There’s an all too easy answer to the question of why bad things happen to innocent people — the evils of his world, great as they seem in the light of our mortal lives, are nothing compared to whatever reward (or punishment) awaits in the next. The immortality of the soul and the scale of eternity can erase any transient suffering in this life, or so the logic goes. But this is cold comfort, and the reason it’s cold comfort raises a more difficult question. The things that matter to us are all limited and mortal; our knowledge and experience of them occurs only within the parameters of mortal, earthly existence. An immortal, unearthly existence, whatever else can be said for it, is not one that much resembles the world or people we love in our fragile, time-bound lives. The joys of reunion with lost loved ones in the afterlife are some solace to grieving families in the here and now, but the more the mind considers a different plane of existence in an entirely different context from the one we know, where even the self has lost the horizon of experience, the less appealing it becomes.

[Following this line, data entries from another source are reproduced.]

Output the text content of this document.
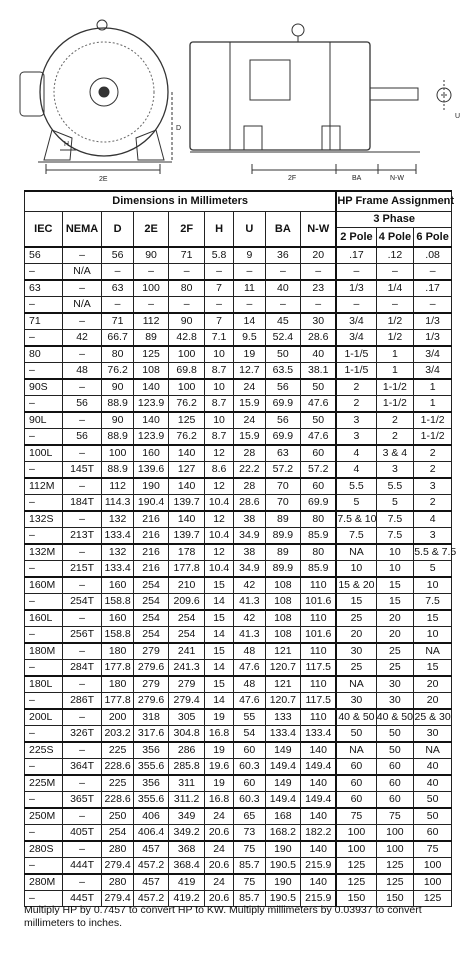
2E
D
H
2F	BA	N-W
U
Dimensions in Millimeters									HP Frame Assignment		
IEC	NEMA	D	2E	2F	H	U	BA	N-W	3 Phase		
									2 Pole	4 Pole	6 Pole
56	–	56	90	71	5.8	9	36	20	.17	.12	.08
–	N/A	–	–	–	–	–	–	–	–	–	–
63	–	63	100	80	7	11	40	23	1/3	1/4	.17
–	N/A	–	–	–	–	–	–	–	–	–	–
71	–	71	112	90	7	14	45	30	3/4	1/2	1/3
–	42	66.7	89	42.8	7.1	9.5	52.4	28.6	3/4	1/2	1/3
80	–	80	125	100	10	19	50	40	1-1/5	1	3/4
–	48	76.2	108	69.8	8.7	12.7	63.5	38.1	1-1/5	1	3/4
90S	–	90	140	100	10	24	56	50	2	1-1/2	1
–	56	88.9	123.9	76.2	8.7	15.9	69.9	47.6	2	1-1/2	1
90L	–	90	140	125	10	24	56	50	3	2	1-1/2
–	56	88.9	123.9	76.2	8.7	15.9	69.9	47.6	3	2	1-1/2
100L	–	100	160	140	12	28	63	60	4	3 & 4	2
–	145T	88.9	139.6	127	8.6	22.2	57.2	57.2	4	3	2
112M	–	112	190	140	12	28	70	60	5.5	5.5	3
–	184T	114.3	190.4	139.7	10.4	28.6	70	69.9	5	5	2
132S	–	132	216	140	12	38	89	80	7.5 & 10	7.5	4
–	213T	133.4	216	139.7	10.4	34.9	89.9	85.9	7.5	7.5	3
132M	–	132	216	178	12	38	89	80	NA	10	5.5 & 7.5
–	215T	133.4	216	177.8	10.4	34.9	89.9	85.9	10	10	5
160M	–	160	254	210	15	42	108	110	15 & 20	15	10
–	254T	158.8	254	209.6	14	41.3	108	101.6	15	15	7.5
160L	–	160	254	254	15	42	108	110	25	20	15
–	256T	158.8	254	254	14	41.3	108	101.6	20	20	10
180M	–	180	279	241	15	48	121	110	30	25	NA
–	284T	177.8	279.6	241.3	14	47.6	120.7	117.5	25	25	15
180L	–	180	279	279	15	48	121	110	NA	30	20
–	286T	177.8	279.6	279.4	14	47.6	120.7	117.5	30	30	20
200L	–	200	318	305	19	55	133	110	40 & 50	40 & 50	25 & 30
–	326T	203.2	317.6	304.8	16.8	54	133.4	133.4	50	50	30
225S	–	225	356	286	19	60	149	140	NA	50	NA
–	364T	228.6	355.6	285.8	19.6	60.3	149.4	149.4	60	60	40
225M	–	225	356	311	19	60	149	140	60	60	40
–	365T	228.6	355.6	311.2	16.8	60.3	149.4	149.4	60	60	50
250M	–	250	406	349	24	65	168	140	75	75	50
–	405T	254	406.4	349.2	20.6	73	168.2	182.2	100	100	60
280S	–	280	457	368	24	75	190	140	100	100	75
–	444T	279.4	457.2	368.4	20.6	85.7	190.5	215.9	125	125	100
280M	–	280	457	419	24	75	190	140	125	125	100
–	445T	279.4	457.2	419.2	20.6	85.7	190.5	215.9	150	150	125
Multiply HP by 0.7457 to convert HP to KW. Multiply millimeters by 0.03937 to convert millimeters to inches.
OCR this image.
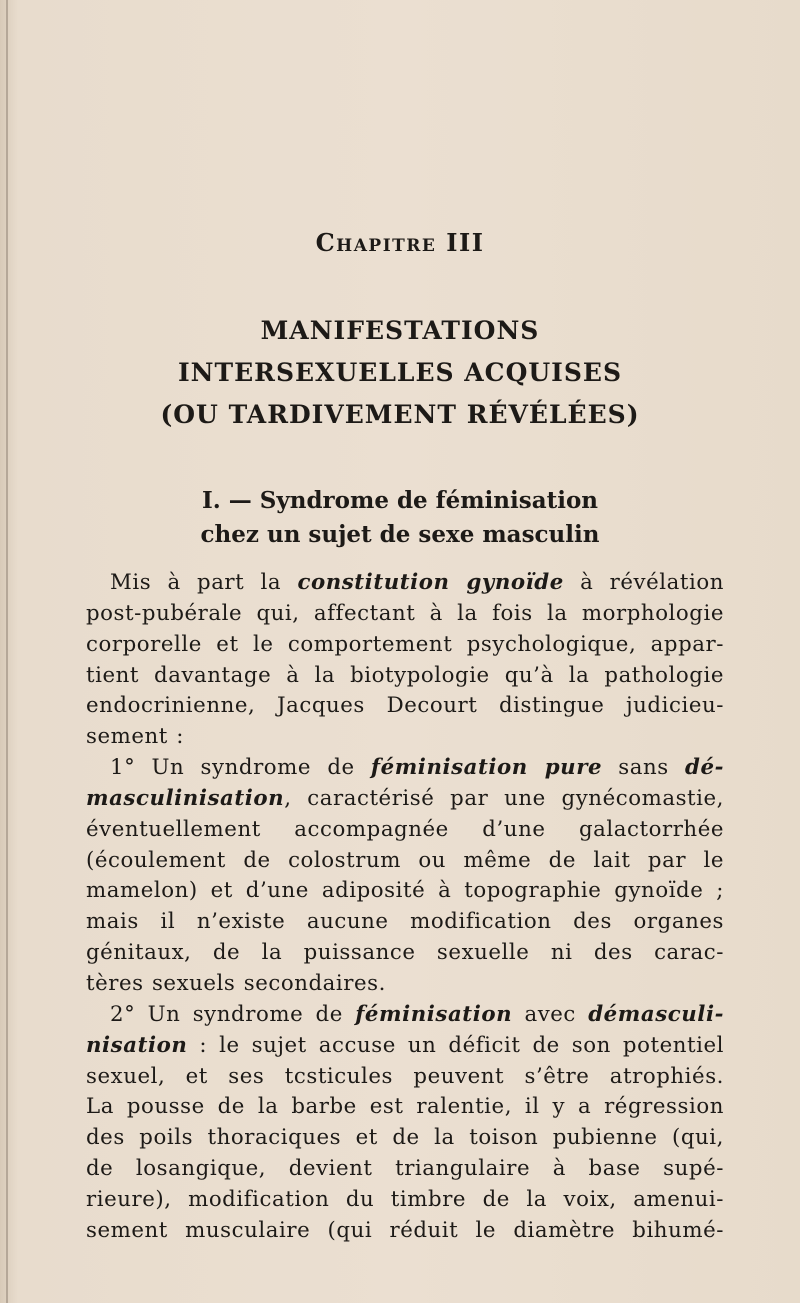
Chapitre III
MANIFESTATIONS
INTERSEXUELLES ACQUISES
(OU TARDIVEMENT RÉVÉLÉES)
I. — Syndrome de féminisation
chez un sujet de sexe masculin
Mis à part la constitution gynoïde à révélation
post-pubérale qui, affectant à la fois la morphologie
corporelle et le comportement psychologique, appar-
tient davantage à la biotypologie qu’à la pathologie
endocrinienne, Jacques Decourt distingue judicieu-
sement :
1° Un syndrome de féminisation pure sans dé-
masculinisation, caractérisé par une gynécomastie,
éventuellement accompagnée d’une galactorrhée
(écoulement de colostrum ou même de lait par le
mamelon) et d’une adiposité à topographie gynoïde ;
mais il n’existe aucune modification des organes
génitaux, de la puissance sexuelle ni des carac-
tères sexuels secondaires.
2° Un syndrome de féminisation avec démasculi-
nisation : le sujet accuse un déficit de son potentiel
sexuel, et ses tcsticules peuvent s’être atrophiés.
La pousse de la barbe est ralentie, il y a régression
des poils thoraciques et de la toison pubienne (qui,
de losangique, devient triangulaire à base supé-
rieure), modification du timbre de la voix, amenui-
sement musculaire (qui réduit le diamètre bihumé-
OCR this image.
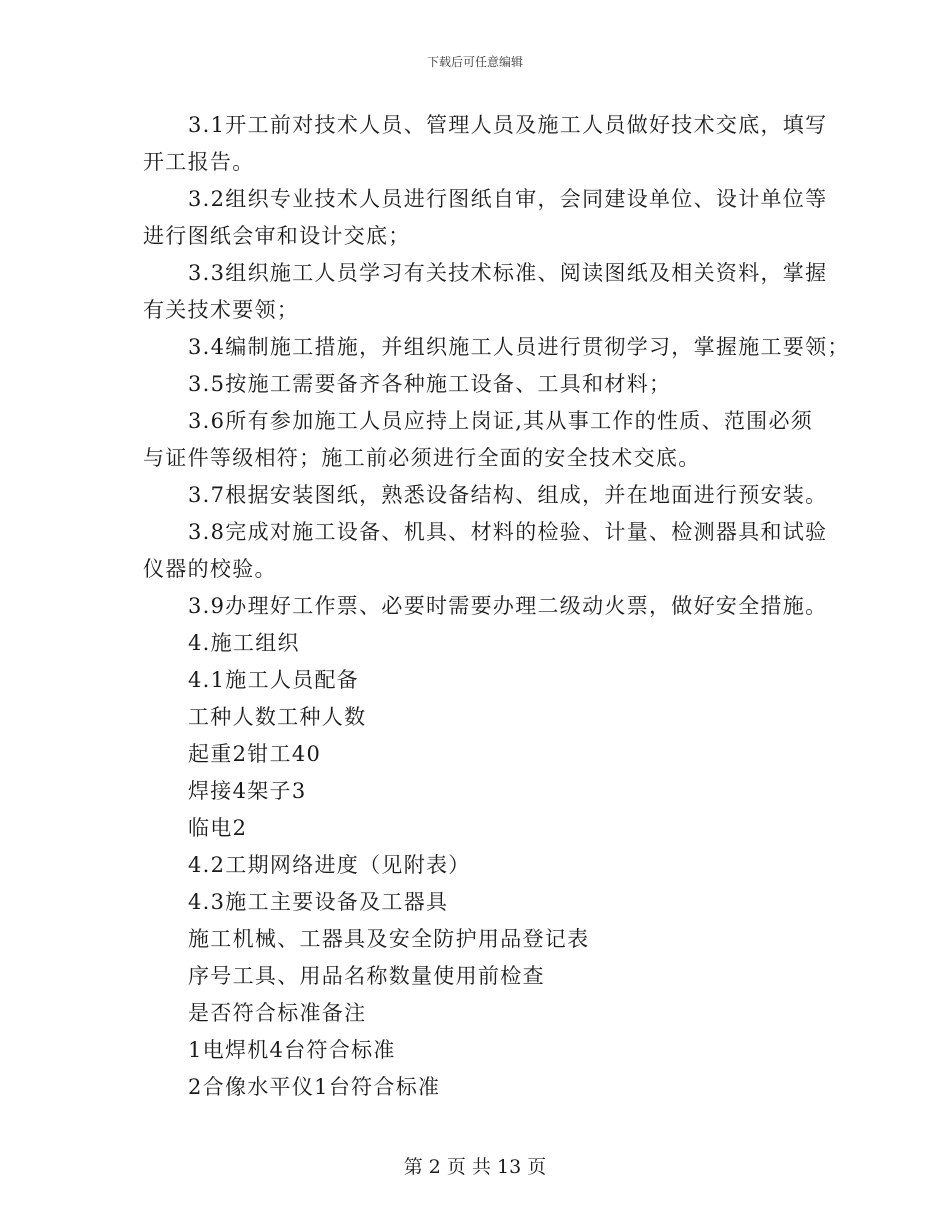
下载后可任意编辑
3.1开工前对技术人员、管理人员及施工人员做好技术交底，填写
开工报告。
3.2组织专业技术人员进行图纸自审，会同建设单位、设计单位等
进行图纸会审和设计交底；
3.3组织施工人员学习有关技术标准、阅读图纸及相关资料，掌握
有关技术要领；
3.4编制施工措施，并组织施工人员进行贯彻学习，掌握施工要领；
3.5按施工需要备齐各种施工设备、工具和材料；
3.6所有参加施工人员应持上岗证,其从事工作的性质、范围必须
与证件等级相符；施工前必须进行全面的安全技术交底。
3.7根据安装图纸，熟悉设备结构、组成，并在地面进行预安装。
3.8完成对施工设备、机具、材料的检验、计量、检测器具和试验
仪器的校验。
3.9办理好工作票、必要时需要办理二级动火票，做好安全措施。
4.施工组织
4.1施工人员配备
工种人数工种人数
起重2钳工40
焊接4架子3
临电2
4.2工期网络进度（见附表）
4.3施工主要设备及工器具
施工机械、工器具及安全防护用品登记表
序号工具、用品名称数量使用前检查
是否符合标准备注
1电焊机4台符合标准
2合像水平仪1台符合标准
第 2 页 共 13 页
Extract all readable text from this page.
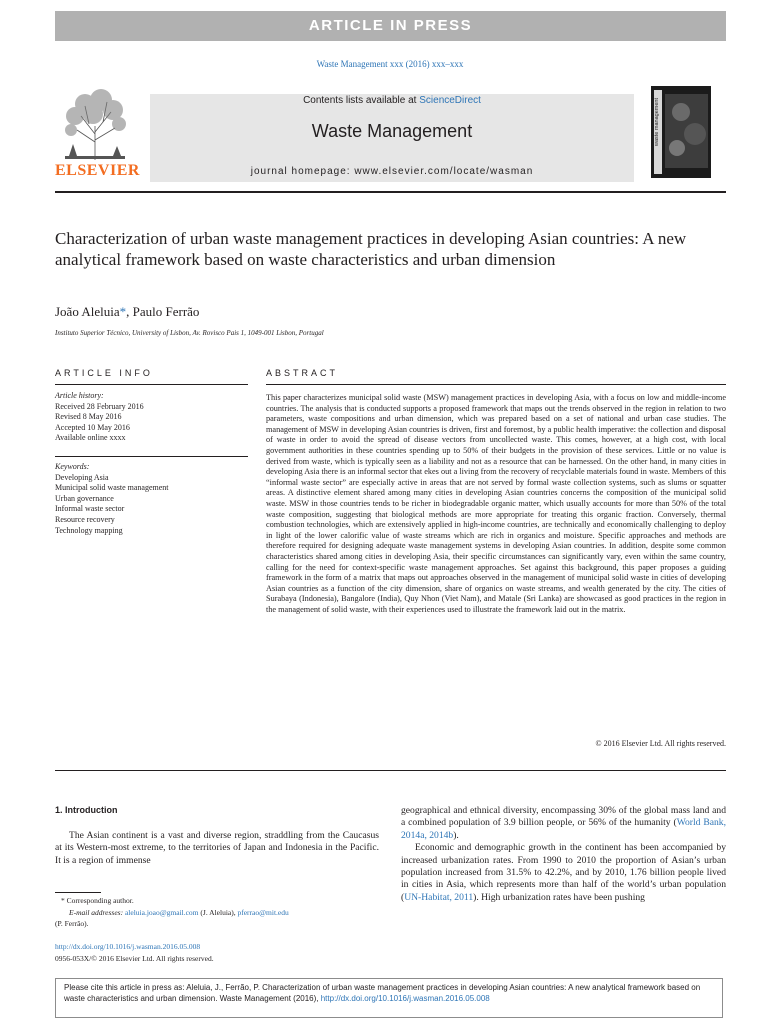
ARTICLE IN PRESS
Waste Management xxx (2016) xxx–xxx
ELSEVIER
Contents lists available at ScienceDirect
Waste Management
journal homepage: www.elsevier.com/locate/wasman
waste management
Characterization of urban waste management practices in developing Asian countries: A new analytical framework based on waste characteristics and urban dimension
João Aleluia*, Paulo Ferrão
Instituto Superior Técnico, University of Lisbon, Av. Rovisco Pais 1, 1049-001 Lisbon, Portugal
ARTICLE INFO	ABSTRACT
Article history:
Received 28 February 2016
Revised 8 May 2016
Accepted 10 May 2016
Available online xxxx
Keywords:
Developing Asia
Municipal solid waste management
Urban governance
Informal waste sector
Resource recovery
Technology mapping
This paper characterizes municipal solid waste (MSW) management practices in developing Asia, with a focus on low and middle-income countries. The analysis that is conducted supports a proposed framework that maps out the trends observed in the region in relation to two parameters, waste compositions and urban dimension, which was prepared based on a set of national and urban case studies. The management of MSW in developing Asian countries is driven, first and foremost, by a public health imperative: the collection and disposal of waste in order to avoid the spread of disease vectors from uncollected waste. This comes, however, at a high cost, with local government authorities in these countries spending up to 50% of their budgets in the provision of these services. Little or no value is derived from waste, which is typically seen as a liability and not as a resource that can be harnessed. On the other hand, in many cities in developing Asia there is an informal sector that ekes out a living from the recovery of recyclable materials found in waste. Members of this “informal waste sector” are especially active in areas that are not served by formal waste collection systems, such as slums or squatter areas. A distinctive element shared among many cities in developing Asian countries concerns the composition of the municipal solid waste. MSW in those countries tends to be richer in biodegradable organic matter, which usually accounts for more than 50% of the total waste composition, suggesting that biological methods are more appropriate for treating this organic fraction. Conversely, thermal combustion technologies, which are extensively applied in high-income countries, are technically and economically challenging to deploy in light of the lower calorific value of waste streams which are rich in organics and moisture. Specific approaches and methods are therefore required for designing adequate waste management systems in developing Asian countries. In addition, despite some common characteristics shared among cities in developing Asia, their specific circumstances can significantly vary, even within the same country, calling for the need for context-specific waste management approaches. Set against this background, this paper proposes a guiding framework in the form of a matrix that maps out approaches observed in the management of municipal solid waste in cities of developing Asian countries as a function of the city dimension, share of organics on waste streams, and wealth generated by the city. The cities of Surabaya (Indonesia), Bangalore (India), Quy Nhon (Viet Nam), and Matale (Sri Lanka) are showcased as good practices in the region in the management of solid waste, with their experiences used to illustrate the framework laid out in the matrix.
© 2016 Elsevier Ltd. All rights reserved.
1. Introduction
The Asian continent is a vast and diverse region, straddling from the Caucasus at its Western-most extreme, to the territories of Japan and Indonesia in the Pacific. It is a region of immense
geographical and ethnical diversity, encompassing 30% of the global mass land and a combined population of 3.9 billion people, or 56% of the humanity (World Bank, 2014a, 2014b).
Economic and demographic growth in the continent has been accompanied by increased urbanization rates. From 1990 to 2010 the proportion of Asian’s urban population increased from 31.5% to 42.2%, and by 2010, 1.76 billion people lived in cities in Asia, which represents more than half of the world’s urban population (UN-Habitat, 2011). High urbanization rates have been pushing
* Corresponding author.
E-mail addresses: aleluia.joao@gmail.com (J. Aleluia), pferrao@mit.edu
(P. Ferrão).
http://dx.doi.org/10.1016/j.wasman.2016.05.008
0956-053X/© 2016 Elsevier Ltd. All rights reserved.
Please cite this article in press as: Aleluia, J., Ferrão, P. Characterization of urban waste management practices in developing Asian countries: A new analytical framework based on waste characteristics and urban dimension. Waste Management (2016), http://dx.doi.org/10.1016/j.wasman.2016.05.008
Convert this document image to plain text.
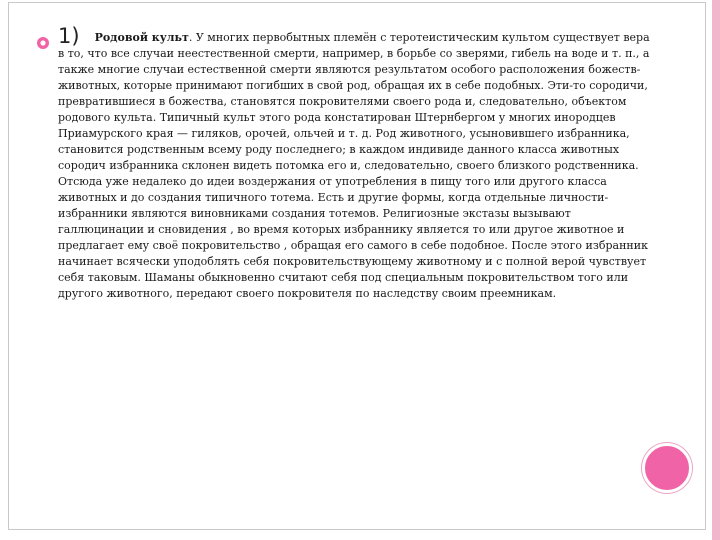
1) Родовой культ. У многих первобытных племён с теротеистическим культом существует вера в то, что все случаи неестественной смерти, например, в борьбе со зверями, гибель на воде и т. п., а также многие случаи естественной смерти являются результатом особого расположения божеств-животных, которые принимают погибших в свой род, обращая их в себе подобных. Эти-то сородичи, превратившиеся в божества, становятся покровителями своего рода и, следовательно, объектом родового культа. Типичный культ этого рода констатирован Штернбергом у многих инородцев Приамурского края — гиляков, орочей, ольчей и т. д. Род животного, усыновившего избранника, становится родственным всему роду последнего; в каждом индивиде данного класса животных сородич избранника склонен видеть потомка его и, следовательно, своего близкого родственника. Отсюда уже недалеко до идеи воздержания от употребления в пищу того или другого класса животных и до создания типичного тотема. Есть и другие формы, когда отдельные личности-избранники являются виновниками создания тотемов. Религиозные экстазы вызывают галлюцинации и сновидения , во время которых избраннику является то или другое животное и предлагает ему своё покровительство , обращая его самого в себе подобное. После этого избранник начинает всячески уподоблять себя покровительствующему животному и с полной верой чувствует себя таковым. Шаманы обыкновенно считают себя под специальным покровительством того или другого животного, передают своего покровителя по наследству своим преемникам.
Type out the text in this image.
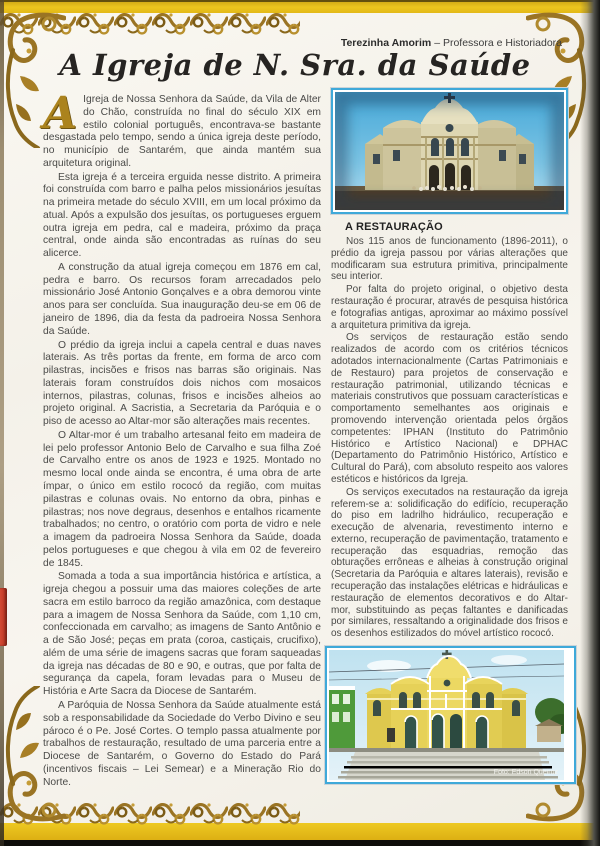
Terezinha Amorim – Professora e Historiadora
A Igreja de N. Sra. da Saúde

A Igreja de Nossa Senhora da Saúde, da Vila de Alter do Chão, construída no final do século XIX em estilo colonial português, encontrava-se bastante desgastada pelo tempo, sendo a única igreja deste período, no município de Santarém, que ainda mantém sua arquitetura original.

Esta igreja é a terceira erguida nesse distrito. A primeira foi construída com barro e palha pelos missionários jesuítas na primeira metade do século XVIII, em um local próximo da atual. Após a expulsão dos jesuítas, os portugueses erguem outra igreja em pedra, cal e madeira, próximo da praça central, onde ainda são encontradas as ruínas do seu alicerce.

A construção da atual igreja começou em 1876 em cal, pedra e barro. Os recursos foram arrecadados pelo missionário José Antonio Gonçalves e a obra demorou vinte anos para ser concluída. Sua inauguração deu-se em 06 de janeiro de 1896, dia da festa da padroeira Nossa Senhora da Saúde.

O prédio da igreja inclui a capela central e duas naves laterais. As três portas da frente, em forma de arco com pilastras, incisões e frisos nas barras são originais. Nas laterais foram construídos dois nichos com mosaicos internos, pilastras, colunas, frisos e incisões alheios ao projeto original. A Sacristia, a Secretaria da Paróquia e o piso de acesso ao Altar-mor são alterações mais recentes.

O Altar-mor é um trabalho artesanal feito em madeira de lei pelo professor Antonio Belo de Carvalho e sua filha Zoé de Carvalho entre os anos de 1923 e 1925. Montado no mesmo local onde ainda se encontra, é uma obra de arte ímpar, o único em estilo rococó da região, com muitas pilastras e colunas ovais. No entorno da obra, pinhas e pilastras; nos nove degraus, desenhos e entalhos ricamente trabalhados; no centro, o oratório com porta de vidro e nele a imagem da padroeira Nossa Senhora da Saúde, doada pelos portugueses e que chegou à vila em 02 de fevereiro de 1845.

Somada a toda a sua importância histórica e artística, a igreja chegou a possuir uma das maiores coleções de arte sacra em estilo barroco da região amazônica, com destaque para a imagem de Nossa Senhora da Saúde, com 1,10 cm, confeccionada em carvalho; as imagens de Santo Antônio e a de São José; peças em prata (coroa, castiçais, crucifixo), além de uma série de imagens sacras que foram saqueadas da igreja nas décadas de 80 e 90, e outras, que por falta de segurança da capela, foram levadas para o Museu de História e Arte Sacra da Diocese de Santarém.

A Paróquia de Nossa Senhora da Saúde atualmente está sob a responsabilidade da Sociedade do Verbo Divino e seu pároco é o Pe. José Cortes. O templo passa atualmente por trabalhos de restauração, resultado de uma parceria entre a Diocese de Santarém, o Governo do Estado do Pará (incentivos fiscais – Lei Semear) e a Mineração Rio do Norte.

A RESTAURAÇÃO

Nos 115 anos de funcionamento (1896-2011), o prédio da igreja passou por várias alterações que modificaram sua estrutura primitiva, principalmente seu interior.

Por falta do projeto original, o objetivo desta restauração é procurar, através de pesquisa histórica e fotografias antigas, aproximar ao máximo possível a arquitetura primitiva da igreja.

Os serviços de restauração estão sendo realizados de acordo com os critérios técnicos adotados internacionalmente (Cartas Patrimoniais e de Restauro) para projetos de conservação e restauração patrimonial, utilizando técnicas e materiais construtivos que possuam características e comportamento semelhantes aos originais e promovendo intervenção orientada pelos órgãos competentes: IPHAN (Instituto do Patrimônio Histórico e Artístico Nacional) e DPHAC (Departamento do Patrimônio Histórico, Artístico e Cultural do Pará), com absoluto respeito aos valores estéticos e históricos da Igreja.

Os serviços executados na restauração da igreja referem-se a: solidificação do edifício, recuperação do piso em ladrilho hidráulico, recuperação e execução de alvenaria, revestimento interno e externo, recuperação de pavimentação, tratamento e recuperação das esquadrias, remoção das obturações errôneas e alheias à construção original (Secretaria da Paróquia e altares laterais), revisão e recuperação das instalações elétricas e hidráulicas e restauração de elementos decorativos e do Altar-mor, substituindo as peças faltantes e danificadas por similares, ressaltando a originalidade dos frisos e os desenhos estilizados do móvel artístico rococó.

Foto: Edson Queiroz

Is existence byond this veil of tears foreign in the sense that the good as we know it will no longer be available to us? If the good, in this somewhat disordered and atomized world, offers reasons to hope, believe, and love, then how much greater is an existense in a new heaven and new earth where separation, isolation, and the pains of selfishness have been overcome?
Several years ago I lost my sight to a rare genetic disorder. This does not, however, undermine my conviction that longings for a redeemed earth with the fallen lifted up is more desirable then a brief glimpse about my surroundings in the short gasp of air that will characterize my time on this rotating rock.
A Creator who longs for redemption, reconciliation, and spoke a good earth into existence would not send us into an eternity so foreign and undesirable as to undermine any insight or beauty we might have experienced while participating in this finite existence. This is, in brief sketch, the hope that I persist in holding.
I hope the child finds a loving family. There are some terrible foster parents in the system.